Phase One: Lecture (beginning of residency)

One or more members of PRISM present a 2-hour lecture titled “Writing for the Saxophone Quartet” which starts with a brief overview of the acoustical properties of the saxophone. Scores and recordings of recent saxophone quartets from PRISM’s repertoire are presented and examined to ensure that students are aware of the full measure of the instrument’s sound world, and how composers from a wide range of styles/musical aesthetics have written for the medium. The lecture covers traditional approaches to composition, and extended techniques, including: microtones, subtones, multiphonics, alitissimo range, harmonics, articulation (double/slap/flutter tongue), use of growl, glissandi, key clicks, mouthpiece alone, and best practices in music notation. Students are asked to study scores and recordings from the lecture over several weeks and develop questions that relate to the pieces they intend to compose for PRISM.

Phase Two: Interactive Demonstration (1 month after Phase One lecture)

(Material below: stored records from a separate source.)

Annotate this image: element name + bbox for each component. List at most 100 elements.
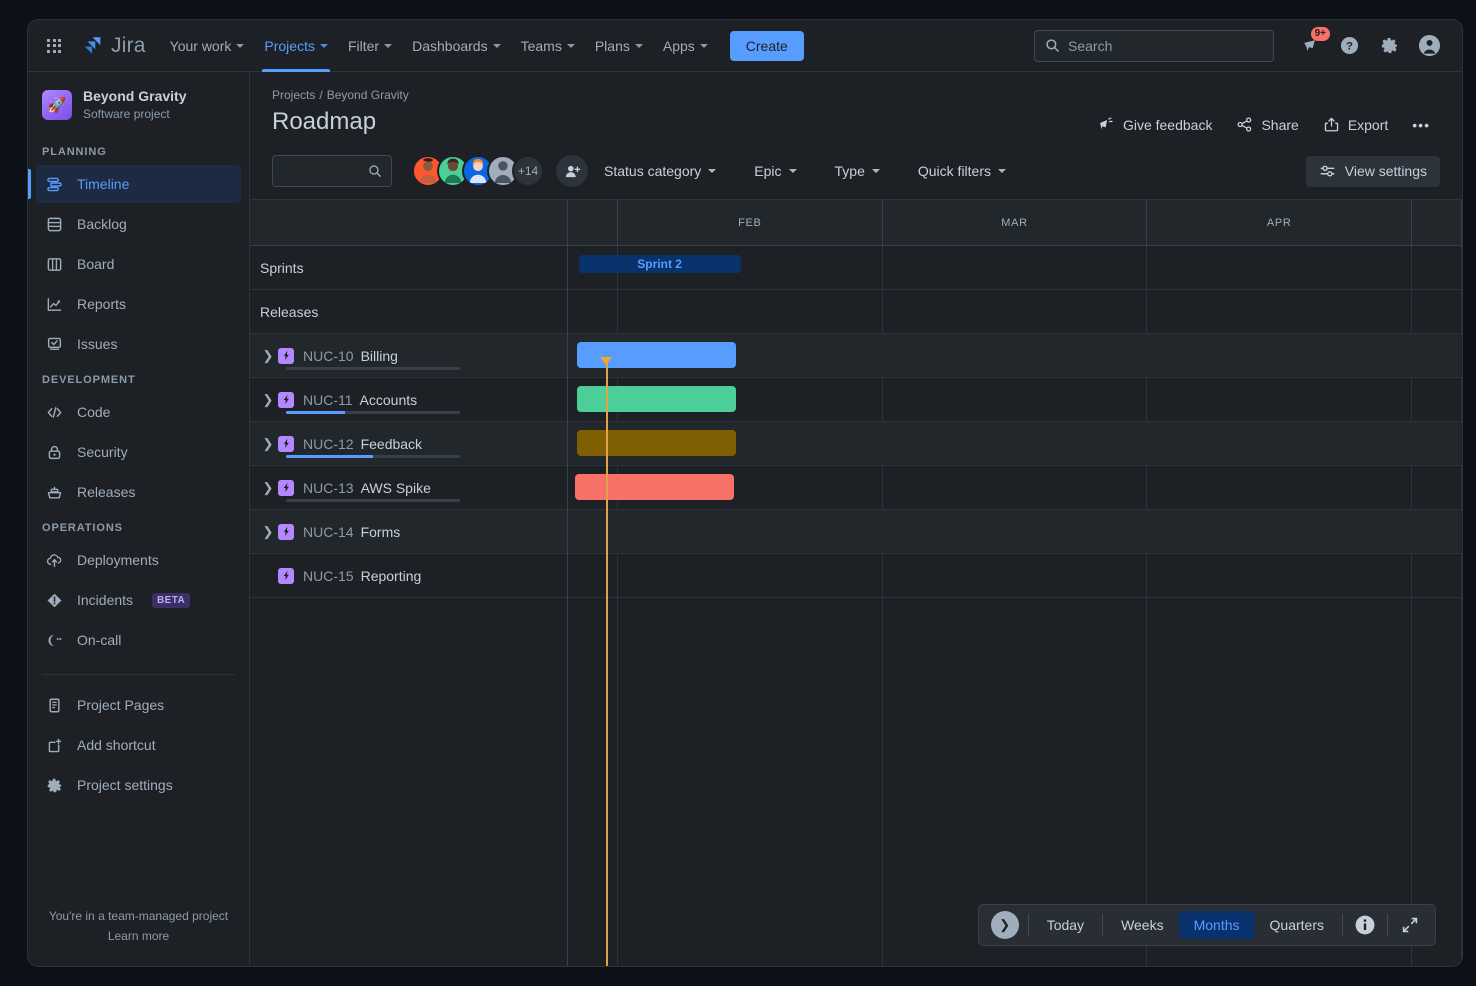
epic-row-nuc-11[interactable]: ❯ NUC-11 Accounts bbox=[250, 378, 567, 422]
epic-progress-bar bbox=[286, 367, 460, 370]
epic-row-nuc-12[interactable]: ❯ NUC-12 Feedback bbox=[250, 422, 567, 466]
epic-row-nuc-14[interactable]: ❯ NUC-14 Forms bbox=[250, 510, 567, 554]
row-sprints-bars: Sprint 2 bbox=[568, 246, 1462, 290]
sidebar-item-backlog[interactable]: Backlog bbox=[36, 205, 241, 243]
sidebar-item-code[interactable]: Code bbox=[36, 393, 241, 431]
add-people-icon[interactable] bbox=[556, 155, 588, 187]
sidebar-item-releases[interactable]: Releases bbox=[36, 473, 241, 511]
give-feedback-button[interactable]: Give feedback bbox=[1088, 110, 1223, 139]
avatar-overflow-count[interactable]: +14 bbox=[512, 155, 544, 187]
epic-bar-feedback[interactable] bbox=[576, 430, 737, 456]
sidebar-label: Issues bbox=[77, 336, 118, 352]
nav-label: Teams bbox=[520, 37, 562, 54]
sidebar-item-project-settings[interactable]: Project settings bbox=[36, 766, 241, 804]
epic-bar-accounts[interactable] bbox=[576, 386, 737, 412]
filter-type[interactable]: Type bbox=[825, 157, 890, 185]
epic-bar-aws-spike[interactable] bbox=[575, 474, 735, 500]
sidebar-item-incidents[interactable]: Incidents BETA bbox=[36, 581, 241, 619]
more-actions-button[interactable]: ••• bbox=[1402, 111, 1440, 139]
jira-logo[interactable]: Jira bbox=[82, 34, 146, 58]
notifications-icon[interactable]: 9+ bbox=[1293, 26, 1330, 62]
view-settings-button[interactable]: View settings bbox=[1305, 155, 1440, 187]
sidebar-item-on-call[interactable]: On-call bbox=[36, 621, 241, 659]
pages-icon bbox=[44, 695, 64, 715]
quarters-button[interactable]: Quarters bbox=[1255, 911, 1339, 939]
timeline-header: FEB MAR APR bbox=[250, 200, 1462, 246]
expand-chevron-icon[interactable]: ❯ bbox=[262, 523, 274, 539]
view-settings-icon bbox=[1320, 165, 1335, 176]
team-managed-note: You're in a team-managed project bbox=[48, 909, 229, 923]
project-header[interactable]: 🚀 Beyond Gravity Software project bbox=[28, 72, 249, 136]
today-button[interactable]: Today bbox=[1032, 911, 1099, 939]
app-switcher-icon[interactable] bbox=[38, 30, 70, 62]
row-releases-bars bbox=[568, 290, 1462, 334]
nav-label: Your work bbox=[169, 37, 232, 54]
epic-summary: Feedback bbox=[360, 435, 423, 452]
epic-summary: Reporting bbox=[360, 567, 422, 584]
timeline-search-input[interactable] bbox=[282, 163, 368, 179]
nav-item-apps[interactable]: Apps bbox=[653, 20, 718, 72]
filter-label: Type bbox=[834, 163, 865, 179]
info-icon[interactable] bbox=[1351, 911, 1379, 939]
sidebar-item-reports[interactable]: Reports bbox=[36, 285, 241, 323]
export-button[interactable]: Export bbox=[1313, 110, 1398, 139]
filter-status-category[interactable]: Status category bbox=[594, 157, 726, 185]
chevron-down-icon bbox=[492, 43, 501, 48]
nav-item-filter[interactable]: Filter bbox=[338, 20, 402, 72]
epic-row-nuc-10[interactable]: ❯ NUC-10 Billing bbox=[250, 334, 567, 378]
sidebar-item-timeline[interactable]: Timeline bbox=[28, 165, 241, 203]
section-label-planning: PLANNING bbox=[42, 146, 107, 158]
share-button[interactable]: Share bbox=[1226, 110, 1308, 139]
sidebar-item-project-pages[interactable]: Project Pages bbox=[36, 686, 241, 724]
epic-bar-billing[interactable] bbox=[576, 342, 737, 368]
fullscreen-icon[interactable] bbox=[1396, 911, 1424, 939]
sidebar-item-board[interactable]: Board bbox=[36, 245, 241, 283]
sidebar-item-security[interactable]: Security bbox=[36, 433, 241, 471]
expand-chevron-icon[interactable]: ❯ bbox=[262, 391, 274, 407]
epic-summary: Accounts bbox=[359, 391, 418, 408]
filter-epic[interactable]: Epic bbox=[744, 157, 806, 185]
breadcrumb-projects[interactable]: Projects bbox=[272, 88, 316, 102]
months-button[interactable]: Months bbox=[1178, 911, 1255, 939]
nav-item-teams[interactable]: Teams bbox=[511, 20, 585, 72]
global-search[interactable] bbox=[1034, 29, 1274, 62]
timeline-zoom-toolbar: ❯ Today Weeks Months Quarters bbox=[977, 904, 1436, 946]
learn-more-link[interactable]: Learn more bbox=[107, 929, 170, 943]
create-button[interactable]: Create bbox=[729, 30, 804, 61]
nav-item-dashboards[interactable]: Dashboards bbox=[402, 20, 511, 72]
settings-icon[interactable] bbox=[1373, 30, 1405, 62]
sidebar-label: Code bbox=[77, 404, 111, 420]
expand-chevron-icon[interactable]: ❯ bbox=[262, 479, 274, 495]
filter-label: Epic bbox=[754, 163, 782, 179]
month-header-row: FEB MAR APR bbox=[568, 200, 1462, 245]
main-content: Projects / Beyond Gravity Roadmap bbox=[250, 72, 1462, 966]
timeline-grid: FEB MAR APR Sprints Releases bbox=[250, 199, 1462, 966]
divider bbox=[1342, 914, 1343, 936]
search-input[interactable] bbox=[1068, 37, 1263, 54]
weeks-button[interactable]: Weeks bbox=[1106, 911, 1179, 939]
sidebar-item-deployments[interactable]: Deployments bbox=[36, 541, 241, 579]
help-icon[interactable]: ? bbox=[1333, 30, 1365, 62]
jira-window: Jira Your work Projects Filter Dashboard… bbox=[28, 20, 1462, 966]
profile-avatar[interactable] bbox=[1413, 30, 1445, 62]
epic-bar-row-nuc-11 bbox=[568, 378, 1462, 422]
sprint-bar[interactable]: Sprint 2 bbox=[578, 255, 741, 273]
jira-logo-text: Jira bbox=[111, 33, 146, 57]
epic-icon bbox=[278, 435, 294, 452]
expand-chevron-icon[interactable]: ❯ bbox=[262, 347, 274, 363]
breadcrumb-beyond-gravity[interactable]: Beyond Gravity bbox=[326, 88, 409, 102]
chevron-right-circle-icon[interactable]: ❯ bbox=[990, 911, 1019, 939]
timeline-search[interactable] bbox=[272, 155, 392, 187]
filter-quick-filters[interactable]: Quick filters bbox=[908, 157, 1016, 185]
chevron-down-icon bbox=[788, 169, 797, 173]
sidebar-item-add-shortcut[interactable]: Add shortcut bbox=[36, 726, 241, 764]
sidebar-item-issues[interactable]: Issues bbox=[36, 325, 241, 363]
releases-icon bbox=[44, 482, 64, 502]
nav-item-plans[interactable]: Plans bbox=[585, 20, 653, 72]
nav-item-projects[interactable]: Projects bbox=[254, 20, 338, 72]
epic-row-nuc-15[interactable]: ❯ NUC-15 Reporting bbox=[250, 554, 567, 598]
nav-item-your-work[interactable]: Your work bbox=[160, 20, 255, 72]
expand-chevron-icon[interactable]: ❯ bbox=[262, 435, 274, 451]
project-sidebar: 🚀 Beyond Gravity Software project PLANNI… bbox=[28, 72, 250, 966]
epic-row-nuc-13[interactable]: ❯ NUC-13 AWS Spike bbox=[250, 466, 567, 510]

The entire PRISM Quartet gives a live interactive demonstration of material covered above, showing how each of the four saxophones sounds in traditional compositional settings, and when employing extended techniques. PRISM answers questions that students developed from the lecture, and plays drafts of student ideas (e.g., a student might compose a few phrases in which he/she employs techniques introduced in the lecture).

Phase Three: Readings and Feedback (2 months before end of residency)

Student pieces are composed. PRISM rehearses pieces, and presents an open reading in which feedback is provided to student composers. Students then have an opportunity to edit their works before submitting final versions to PRISM.

Phase Four: Concert (end of residency)

PRISM presents student pieces in a public concert. The program may also include works by faculty composers, or works from PRISM’s core repertoire.